Aha! This means we can attack the problem with dynamic programming. Assuming we have optimal expressions for all numbers smaller than n, we can deduce an optimal expression for n. How? The expression for n must end either with addition (n-1) + 1
or with multiplication d * (n/d)
where d divides n. Inserting optimal expressions for n-1 and n/d , we compute the cost of the expressions for n, and choose the cheapest.
In code
best = MinDict() # optimal expression by number
best[1] = (1, "1", False) # cost, expression, needs brackets
for n in range(2,21):
# (n-1) + 1
cost, expression, needs_brackets = best[n-1]

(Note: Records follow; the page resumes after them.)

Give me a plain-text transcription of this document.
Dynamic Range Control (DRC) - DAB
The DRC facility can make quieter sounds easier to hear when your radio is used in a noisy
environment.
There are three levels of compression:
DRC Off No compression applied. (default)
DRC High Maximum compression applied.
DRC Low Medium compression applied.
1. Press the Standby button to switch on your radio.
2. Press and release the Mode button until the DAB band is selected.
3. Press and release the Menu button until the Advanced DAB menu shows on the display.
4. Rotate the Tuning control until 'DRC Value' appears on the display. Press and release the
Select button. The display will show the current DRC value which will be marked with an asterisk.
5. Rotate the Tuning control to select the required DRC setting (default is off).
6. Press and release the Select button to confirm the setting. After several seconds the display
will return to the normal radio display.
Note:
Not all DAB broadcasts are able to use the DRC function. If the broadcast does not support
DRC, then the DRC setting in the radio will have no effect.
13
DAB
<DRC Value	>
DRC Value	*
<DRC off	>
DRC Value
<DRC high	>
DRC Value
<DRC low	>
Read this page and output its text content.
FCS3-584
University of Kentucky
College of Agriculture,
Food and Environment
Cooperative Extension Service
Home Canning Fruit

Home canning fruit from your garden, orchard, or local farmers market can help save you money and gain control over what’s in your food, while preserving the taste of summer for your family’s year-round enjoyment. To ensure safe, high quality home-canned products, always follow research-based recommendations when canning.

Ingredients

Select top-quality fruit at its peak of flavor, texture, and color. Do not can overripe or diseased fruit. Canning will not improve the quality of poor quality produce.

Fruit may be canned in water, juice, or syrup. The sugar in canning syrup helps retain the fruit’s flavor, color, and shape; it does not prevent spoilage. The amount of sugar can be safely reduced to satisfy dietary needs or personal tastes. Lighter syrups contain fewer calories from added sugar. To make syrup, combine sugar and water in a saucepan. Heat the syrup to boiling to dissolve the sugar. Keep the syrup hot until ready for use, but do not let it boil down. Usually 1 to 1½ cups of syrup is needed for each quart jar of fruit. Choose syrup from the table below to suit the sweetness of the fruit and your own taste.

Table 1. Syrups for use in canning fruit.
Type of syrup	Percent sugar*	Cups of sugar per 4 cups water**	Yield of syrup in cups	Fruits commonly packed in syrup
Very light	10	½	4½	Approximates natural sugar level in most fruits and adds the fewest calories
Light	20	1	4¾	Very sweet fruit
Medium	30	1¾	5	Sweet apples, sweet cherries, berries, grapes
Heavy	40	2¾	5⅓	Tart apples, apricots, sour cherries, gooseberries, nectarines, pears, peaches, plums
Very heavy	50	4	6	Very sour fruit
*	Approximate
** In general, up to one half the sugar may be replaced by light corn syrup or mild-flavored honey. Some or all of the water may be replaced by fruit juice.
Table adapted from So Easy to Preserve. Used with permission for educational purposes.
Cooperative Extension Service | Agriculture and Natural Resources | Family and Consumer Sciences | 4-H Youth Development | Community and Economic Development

best[n] = (cost+1, "%s+1" % expression, True)
for d in divisors(n):
assert n == d * (n//d)
cost1, expression1, needs_brackets1 = best[d]
cost2, expression2, needs_brackets2 = best[n//d]
if needs_brackets1:
expression1 = "(%s)" % expression1
if needs_brackets2:
expression2 = "(%s)" % expression2
best[n] = (cost1+cost2, "%s*%s" % (expression1, expression2), False)
cost, expression, needs_brackets = best[n]
print "%-2s = %-30s (cost %d)" % (n, expression, cost)
With helpers
class MinDict(dict):
"""Dictionary that will only []-overwrite values with a smaller value."""
def __setitem__(self, key, value):
oldvalue = self.get(key, None)
if oldvalue == None or value < oldvalue:
dict.__setitem__(self, key, value)
from math import ceil, sqrt
def divisors(n):
"""Return proper divisors of n up to sqrt(n)"""
# obviously this can be optimised greatly
return [d for d in range(1, int(ceil(sqrt(n+1)))) if n % d == 0]
Running the algorithm for n up 20
2 = 1+1 (cost 2)
3 = 1+1+1 (cost 3)
4 = (1+1)*(1+1) (cost 4)
5 = (1+1)*(1+1)+1 (cost 5)
6 = (1+1)*(1+1+1) (cost 5)
7 = (1+1)*(1+1+1)+1 (cost 6)
8 = (1+1)*(1+1)*(1+1) (cost 6)
9 = (1+1+1)*(1+1+1) (cost 6)
10 = (1+1)*((1+1)*(1+1)+1) (cost 7)
11 = (1+1)*((1+1)*(1+1)+1)+1 (cost 8)
12 = (1+1)*(1+1)*(1+1+1) (cost 7)
13 = (1+1)*(1+1)*(1+1+1)+1 (cost 8)
14 = (1+1)*((1+1)*(1+1+1)+1) (cost 8)
15 = (1+1+1)*((1+1)*(1+1)+1) (cost 8)
16 = (1+1)*(1+1)*(1+1)*(1+1) (cost 8)
17 = (1+1)*(1+1)*(1+1)*(1+1)+1 (cost 9)
18 = (1+1)*(1+1+1)*(1+1+1) (cost 8)
19 = (1+1)*(1+1+1)*(1+1+1)+1 (cost 9)
20 = (1+1)*(1+1)*((1+1)*(1+1)+1) (cost 9)
Searching for the sequence of costs finds http://oeis.org/A005245
The complexity of an integer n is the least number of 1's needed to represent it using only additions, multiplications and parentheses. This does not allow juxtaposition of 1's to form larger integers, so for example, 2 = 1+1 has complexity 2, but 11 does not ("pasting together" two 1's is not an allowed operation).
If you define your original problem carefully, you can probably attack it using a similar algorithm.